The Licensee is not permitted to distribute or perform reproductions of the Sounds where these are not incorporated in and synchronized with other media productions, including but not limited to in toys, product design, greeting cards, ringtones, applications such as soundboards, hardware devices, media authoring tools etc.
To the furthest extension permitted by law, the Licensee is prohibited from adapting, modifying or repackaging any Sounds, except as permitted in Clause 2.
4. Intellectual property rights
All rights to the Sound Examples are owned by the Licensor and other than the license rights granted in this Agreement all rights in the Sounds and Sound Effect Libraries remain the property of the Licensor. The Licensee must not claim ownership or authorship of the Sounds or the Sound Examples.
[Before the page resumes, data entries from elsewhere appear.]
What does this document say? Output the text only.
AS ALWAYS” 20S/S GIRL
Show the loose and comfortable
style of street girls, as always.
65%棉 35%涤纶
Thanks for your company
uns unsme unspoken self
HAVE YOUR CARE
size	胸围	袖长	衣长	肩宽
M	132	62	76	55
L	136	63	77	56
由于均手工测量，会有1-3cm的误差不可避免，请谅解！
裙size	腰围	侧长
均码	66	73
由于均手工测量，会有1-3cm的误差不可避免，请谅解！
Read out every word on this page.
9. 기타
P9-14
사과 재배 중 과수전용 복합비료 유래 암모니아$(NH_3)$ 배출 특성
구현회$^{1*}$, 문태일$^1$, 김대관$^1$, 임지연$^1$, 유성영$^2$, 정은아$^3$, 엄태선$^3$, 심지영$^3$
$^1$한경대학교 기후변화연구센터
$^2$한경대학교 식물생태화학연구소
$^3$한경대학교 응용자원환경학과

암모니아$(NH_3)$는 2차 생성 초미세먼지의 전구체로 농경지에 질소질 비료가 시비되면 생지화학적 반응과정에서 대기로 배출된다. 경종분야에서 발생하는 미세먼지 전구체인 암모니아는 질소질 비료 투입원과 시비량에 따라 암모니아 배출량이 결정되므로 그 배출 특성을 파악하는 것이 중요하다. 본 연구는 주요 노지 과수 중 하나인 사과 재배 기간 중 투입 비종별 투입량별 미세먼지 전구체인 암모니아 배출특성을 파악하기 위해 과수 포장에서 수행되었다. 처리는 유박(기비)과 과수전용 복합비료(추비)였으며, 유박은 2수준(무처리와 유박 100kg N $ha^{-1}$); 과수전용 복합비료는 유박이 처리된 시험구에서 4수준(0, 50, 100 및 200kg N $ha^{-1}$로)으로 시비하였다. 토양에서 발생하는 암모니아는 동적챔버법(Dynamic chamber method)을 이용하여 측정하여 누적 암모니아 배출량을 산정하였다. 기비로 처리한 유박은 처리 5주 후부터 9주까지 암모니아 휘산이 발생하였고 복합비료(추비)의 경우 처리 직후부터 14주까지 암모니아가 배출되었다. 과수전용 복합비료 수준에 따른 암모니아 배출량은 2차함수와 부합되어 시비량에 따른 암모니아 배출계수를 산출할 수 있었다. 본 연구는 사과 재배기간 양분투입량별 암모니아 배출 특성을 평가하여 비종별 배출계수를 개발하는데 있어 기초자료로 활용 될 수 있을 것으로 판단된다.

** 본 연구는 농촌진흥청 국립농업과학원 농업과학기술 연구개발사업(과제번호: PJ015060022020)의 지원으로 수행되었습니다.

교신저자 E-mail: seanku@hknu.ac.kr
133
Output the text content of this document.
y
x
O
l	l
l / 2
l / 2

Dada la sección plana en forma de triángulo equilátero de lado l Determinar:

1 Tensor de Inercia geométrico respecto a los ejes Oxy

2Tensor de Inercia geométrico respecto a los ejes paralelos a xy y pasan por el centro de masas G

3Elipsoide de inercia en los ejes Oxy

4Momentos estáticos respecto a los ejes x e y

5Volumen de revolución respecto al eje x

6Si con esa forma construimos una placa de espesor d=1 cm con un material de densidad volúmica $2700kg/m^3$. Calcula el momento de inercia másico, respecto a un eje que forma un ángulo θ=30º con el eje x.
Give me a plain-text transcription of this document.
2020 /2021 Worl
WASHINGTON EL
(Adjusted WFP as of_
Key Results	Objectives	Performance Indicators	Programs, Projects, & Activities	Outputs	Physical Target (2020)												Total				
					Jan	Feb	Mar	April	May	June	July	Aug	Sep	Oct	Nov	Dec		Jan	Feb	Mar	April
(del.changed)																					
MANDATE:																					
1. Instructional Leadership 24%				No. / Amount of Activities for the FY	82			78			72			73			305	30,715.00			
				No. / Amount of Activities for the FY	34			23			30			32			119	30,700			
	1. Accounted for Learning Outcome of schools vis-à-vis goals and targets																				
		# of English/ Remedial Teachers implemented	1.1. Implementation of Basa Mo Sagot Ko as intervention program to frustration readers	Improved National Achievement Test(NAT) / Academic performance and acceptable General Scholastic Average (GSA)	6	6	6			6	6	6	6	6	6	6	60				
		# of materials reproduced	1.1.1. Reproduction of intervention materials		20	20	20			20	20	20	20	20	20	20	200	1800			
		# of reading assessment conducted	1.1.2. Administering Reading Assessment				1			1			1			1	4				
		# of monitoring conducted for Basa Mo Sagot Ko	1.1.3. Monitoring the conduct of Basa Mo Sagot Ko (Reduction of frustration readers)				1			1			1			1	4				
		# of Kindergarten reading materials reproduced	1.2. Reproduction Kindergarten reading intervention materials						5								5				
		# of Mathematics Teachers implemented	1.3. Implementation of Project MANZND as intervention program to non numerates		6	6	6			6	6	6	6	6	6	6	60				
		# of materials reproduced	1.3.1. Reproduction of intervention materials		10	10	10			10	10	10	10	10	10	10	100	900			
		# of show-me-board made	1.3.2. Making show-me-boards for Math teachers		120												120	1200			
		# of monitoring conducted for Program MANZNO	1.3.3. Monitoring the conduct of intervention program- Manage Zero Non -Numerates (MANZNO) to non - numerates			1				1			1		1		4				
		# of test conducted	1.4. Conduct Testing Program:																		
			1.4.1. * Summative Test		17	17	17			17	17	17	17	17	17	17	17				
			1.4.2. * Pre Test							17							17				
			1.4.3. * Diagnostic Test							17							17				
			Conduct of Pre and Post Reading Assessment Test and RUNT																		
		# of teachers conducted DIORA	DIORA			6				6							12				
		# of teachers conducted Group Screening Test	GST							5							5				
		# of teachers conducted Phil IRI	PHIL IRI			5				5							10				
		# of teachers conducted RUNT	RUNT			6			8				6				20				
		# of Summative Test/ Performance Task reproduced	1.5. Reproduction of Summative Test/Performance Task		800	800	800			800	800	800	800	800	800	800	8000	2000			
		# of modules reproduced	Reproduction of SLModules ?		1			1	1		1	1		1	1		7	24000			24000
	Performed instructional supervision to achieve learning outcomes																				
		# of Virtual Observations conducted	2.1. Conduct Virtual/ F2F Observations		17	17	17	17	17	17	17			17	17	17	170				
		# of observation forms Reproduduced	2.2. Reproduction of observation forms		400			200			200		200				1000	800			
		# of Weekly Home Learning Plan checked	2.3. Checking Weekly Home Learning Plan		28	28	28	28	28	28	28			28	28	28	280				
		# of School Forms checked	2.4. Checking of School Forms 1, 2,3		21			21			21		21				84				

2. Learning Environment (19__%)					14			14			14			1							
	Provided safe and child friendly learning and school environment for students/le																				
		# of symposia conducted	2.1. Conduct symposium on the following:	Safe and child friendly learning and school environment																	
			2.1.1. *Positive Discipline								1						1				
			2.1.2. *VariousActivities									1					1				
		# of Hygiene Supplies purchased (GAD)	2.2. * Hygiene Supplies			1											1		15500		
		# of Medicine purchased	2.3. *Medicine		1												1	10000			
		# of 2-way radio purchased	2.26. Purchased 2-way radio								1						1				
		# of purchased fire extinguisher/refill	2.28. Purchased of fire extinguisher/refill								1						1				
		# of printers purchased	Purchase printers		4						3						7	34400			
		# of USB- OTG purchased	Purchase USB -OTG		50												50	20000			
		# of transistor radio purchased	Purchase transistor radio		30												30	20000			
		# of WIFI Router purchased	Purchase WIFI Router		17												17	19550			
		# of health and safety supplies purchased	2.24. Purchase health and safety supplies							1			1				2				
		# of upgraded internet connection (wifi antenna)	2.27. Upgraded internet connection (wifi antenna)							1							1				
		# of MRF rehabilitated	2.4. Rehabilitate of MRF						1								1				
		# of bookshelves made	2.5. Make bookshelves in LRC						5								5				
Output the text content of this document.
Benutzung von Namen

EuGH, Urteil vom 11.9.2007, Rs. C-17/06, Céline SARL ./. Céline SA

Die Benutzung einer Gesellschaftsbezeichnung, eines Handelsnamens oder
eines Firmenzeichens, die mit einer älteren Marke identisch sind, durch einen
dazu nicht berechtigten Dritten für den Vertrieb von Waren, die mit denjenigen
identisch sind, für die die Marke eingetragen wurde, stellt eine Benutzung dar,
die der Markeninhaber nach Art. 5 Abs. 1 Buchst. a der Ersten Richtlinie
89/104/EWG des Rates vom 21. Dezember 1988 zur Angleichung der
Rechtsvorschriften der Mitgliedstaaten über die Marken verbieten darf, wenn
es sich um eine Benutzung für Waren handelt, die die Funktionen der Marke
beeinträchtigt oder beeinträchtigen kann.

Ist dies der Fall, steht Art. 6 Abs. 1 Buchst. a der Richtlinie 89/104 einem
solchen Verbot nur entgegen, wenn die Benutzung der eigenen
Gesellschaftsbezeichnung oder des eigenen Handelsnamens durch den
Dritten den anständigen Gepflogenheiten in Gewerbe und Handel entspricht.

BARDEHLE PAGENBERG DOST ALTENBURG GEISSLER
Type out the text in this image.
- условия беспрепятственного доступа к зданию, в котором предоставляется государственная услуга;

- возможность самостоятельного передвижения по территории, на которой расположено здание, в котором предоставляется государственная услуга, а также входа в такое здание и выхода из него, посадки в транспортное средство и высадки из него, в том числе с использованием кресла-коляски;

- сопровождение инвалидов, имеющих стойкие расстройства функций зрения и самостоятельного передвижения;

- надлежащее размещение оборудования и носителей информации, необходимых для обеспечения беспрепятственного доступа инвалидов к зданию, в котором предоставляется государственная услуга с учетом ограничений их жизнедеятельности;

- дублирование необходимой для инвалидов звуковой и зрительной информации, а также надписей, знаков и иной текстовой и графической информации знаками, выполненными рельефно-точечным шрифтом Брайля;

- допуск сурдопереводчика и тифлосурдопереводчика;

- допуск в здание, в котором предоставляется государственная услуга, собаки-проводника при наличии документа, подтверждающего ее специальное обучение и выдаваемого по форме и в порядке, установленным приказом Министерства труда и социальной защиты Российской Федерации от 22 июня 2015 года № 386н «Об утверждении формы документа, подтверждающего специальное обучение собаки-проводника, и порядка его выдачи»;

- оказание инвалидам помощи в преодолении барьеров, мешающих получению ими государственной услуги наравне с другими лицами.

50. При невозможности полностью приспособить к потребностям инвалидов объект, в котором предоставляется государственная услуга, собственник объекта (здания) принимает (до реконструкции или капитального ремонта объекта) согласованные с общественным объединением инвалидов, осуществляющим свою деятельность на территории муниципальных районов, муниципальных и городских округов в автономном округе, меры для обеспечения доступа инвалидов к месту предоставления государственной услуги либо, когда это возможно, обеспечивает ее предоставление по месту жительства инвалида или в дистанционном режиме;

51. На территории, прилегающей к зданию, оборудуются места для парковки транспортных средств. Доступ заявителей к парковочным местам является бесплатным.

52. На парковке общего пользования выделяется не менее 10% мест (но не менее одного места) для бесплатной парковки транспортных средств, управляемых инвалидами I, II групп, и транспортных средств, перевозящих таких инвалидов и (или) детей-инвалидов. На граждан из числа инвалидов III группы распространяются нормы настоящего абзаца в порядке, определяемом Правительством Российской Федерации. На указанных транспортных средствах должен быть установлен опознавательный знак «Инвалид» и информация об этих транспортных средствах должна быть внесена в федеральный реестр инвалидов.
The Licensee’s right to use the Sound Examples will automatically terminate in the event of any breach by the Licensee of the terms of this Agreement. In the event of termination, the Licensee shall delete or destroy all copies of the Sound Examples which the Licensee has produced.
The Licensee shall indemnify Licensor and Distributor from, and against any and all claims, demands, suits, awards, damages, suits, injuries, liabilities and all reasonable expenses, including attorney’s fees incurred by the Licensor and the Distributor with respect to any matter that arises as a result of the Licensee’s breach of this Agreement.
Licensor and/or Distributor shall not be liable for any damages or for any loss of business or business profits, business interruption, or any other direct or indirect loss resulting directly or indirectly from the use of any of Licensor’s Sounds.
To the furthest extension permitted by law, the Licensee must not assign, license, sublicense, sell or otherwise assign the Sounds to any third party, except as set out in Clause 2.B.
9. Applicable Law
This Agreement is governed by the law of Denmark without giving effect to the Uniform Law on the International Sale of Goods and the Uniform Law on the Formation of Contracts for the International Sale of Goods.